This is me. Riding an Elephant in Thailand.
Back then this was the highlight of my backpacking trip, the thing that I was looking forward to the most. One of the things I spoke about at length when I arrived home to family and friends, and my cover photo on Facebook for a long time.
Earlier on in our trip, our tour guide had given us the choice of going to the infamous Tiger Temple. Half of us went, the other half including me stayed at the hotel, having heard of the drugging horrors of the concrete palace. Fast-forward a year later, and a travelling companion persuaded us to visit a zoo in Belgrade. I walked around that zoo with tears streaming down my face as I watched starving wolves fight each other for food, monkeys and bears sat in tiny concrete boxes and ironically an elephant stood alone on a tiny island, chained at the feet with nothing but despair in her beautiful eyes. I left feeling horrified, dirty and ashamed of myself that I had ever been persuaded to pay into such an inhumane organisation. So why was it that I was so against these places, yet riding an Elephant didn’t even cross my mind as cruel?
I love animals. I honestly love every single animal I see. I can’t walk past a cat or a dog in the street without commenting on them (ask my boyfriend) and I can’t stand to see an animal suffer. I grew up on a farm and have been around animals my whole life. I have learnt to respect them and their power and I have learnt to look after them with kindness and love. Many animal activists may argue that I am hypocritical; after all, my farming roots go against everything that they have been campaigning for. While to a certain extent I agree, my family’s herds honestly do have an amazing life and I grew up knowing that no animal should ever die for fun or suffer for human entertainment. As farmers go I would say my family are pretty spot on and I would never hear anyone say otherwise.

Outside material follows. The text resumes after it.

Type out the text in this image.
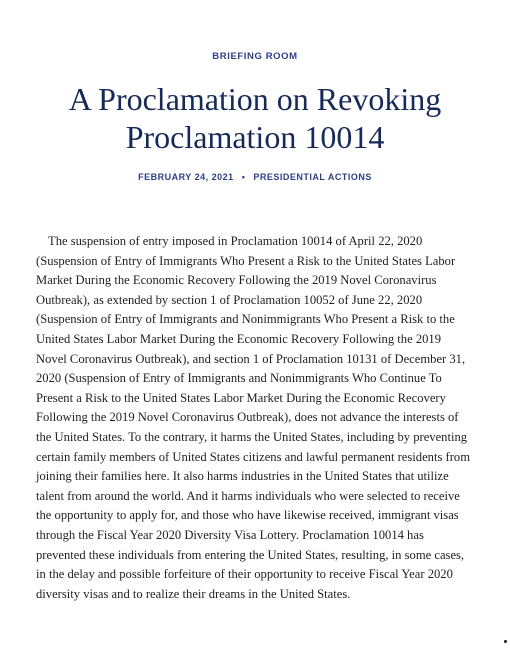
BRIEFING ROOM
A Proclamation on Revoking Proclamation 10014
FEBRUARY 24, 2021 • PRESIDENTIAL ACTIONS

The suspension of entry imposed in Proclamation 10014 of April 22, 2020 (Suspension of Entry of Immigrants Who Present a Risk to the United States Labor Market During the Economic Recovery Following the 2019 Novel Coronavirus Outbreak), as extended by section 1 of Proclamation 10052 of June 22, 2020 (Suspension of Entry of Immigrants and Nonimmigrants Who Present a Risk to the United States Labor Market During the Economic Recovery Following the 2019 Novel Coronavirus Outbreak), and section 1 of Proclamation 10131 of December 31, 2020 (Suspension of Entry of Immigrants and Nonimmigrants Who Continue To Present a Risk to the United States Labor Market During the Economic Recovery Following the 2019 Novel Coronavirus Outbreak), does not advance the interests of the United States. To the contrary, it harms the United States, including by preventing certain family members of United States citizens and lawful permanent residents from joining their families here. It also harms industries in the United States that utilize talent from around the world. And it harms individuals who were selected to receive the opportunity to apply for, and those who have likewise received, immigrant visas through the Fiscal Year 2020 Diversity Visa Lottery. Proclamation 10014 has prevented these individuals from entering the United States, resulting, in some cases, in the delay and possible forfeiture of their opportunity to receive Fiscal Year 2020 diversity visas and to realize their dreams in the United States.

Although I have always loved animals, I guess I was naive in many ways to what counted as animal cruelty. I was against all of the obvious spectacles, but I was not educated enough to realise the more subtle signs of animal abuse.
Cue my third year at the University of Exeter, where as a Sociology major I decided to take an Anthropology module named ‘Human Animal Interactions’. Let me tell you it was a wake up call. I learnt so much over just one term, everything from the obvious forms of cruelty such as zoos and shows, to less obvious forms of animal abuse such as the use of therapy animals and how they are often over-worked without adequate breaks. We debated for hours about factory farms, hunting, ‘Wildlife Tourism’ and everything in between. I began to form a new perspective of non-human animals and how we as human animals have no more right over the earth than the species we share it with. I went away and I did my research, I watched Blackfish and cried for the Orcas who lost their babies when Seaworld stole them and I also came across the horrific torture that Elephants go through before they are used for tourist purposes.
The treatment of Elephants has been widely shared on social media channels of late as the public begin to hit back at Elephant tourism in popular destinations such as Thailand and Sri Lanka. In order for these majestic and powerful creatures to be ‘domestic’ and ‘controllable’ they are put through Phajaan AKA the breaking of an elephant’s spirit. Baby elephants are beaten, burnt, tortured and mistreated until they are submissive to humans. They are then sold on to work in the tourist industry.
When I read this for the first time my heart broke. How could I have not done my research before I rode an elephant? How did I not notice the vacant, sad expression on his face, the bid for freedom he made after my ride that everyone laughed off and how was I not perplexed by the mighty hook which was being used on his head to guide him around the park? The truth is I chose to ignore them because I didn’t want to think about it. And I am ashamed. And I am angry.
When I visited Thailand 4 years ago, it wasn’t a popular destination among my peers. But since then I have seen an increasing number of people I know visit East Asia, visit the tiger temple, and ride elephants. I want to shake them and tell them they’ll regret it, that they’re buying into a cruel trade. I learnt from my mistakes and I don’t want people to follow my lead or cause these beautiful creatures any more pain.
When I embark on my next trip to Thailand in January I will not be riding elephants. I plan to spend a week at the Elephant Nature park in Chiang Mai to volunteer with the elephants they have rescued and the dogs they have saved from the streets. I want to learn more about the Elephant’s plight and I want to watch them begin to rebuild their spirit. I want to look those beautiful creatures in the eye and say sorry and I want them to be able to forgive me; and for me to to begin to forgive myself.
We will all make mistakes when it comes to animal welfare. Whether it’s eating meat you know was from a factory farm, participating in tourist activities abroad or even killing a bug on your bedroom wall. We are only human and that’s OK… As long as you’re willing to own it and do better. I urge every single person to educate themselves on animal welfare before they go away and think about more than your latest social media post.It is amazing that the world is becoming more aware, making a stand against animal cruelty in ways we never have before. But there is always more that needs to be done and we need to continue to make this world a better place for all species of animals. As the species who have taken over, and ruined this world we owe animals everything. Yes I rode an elephant. It is not OK and I will regret it for the rest of my life. Don’t let yourself make the same mistake.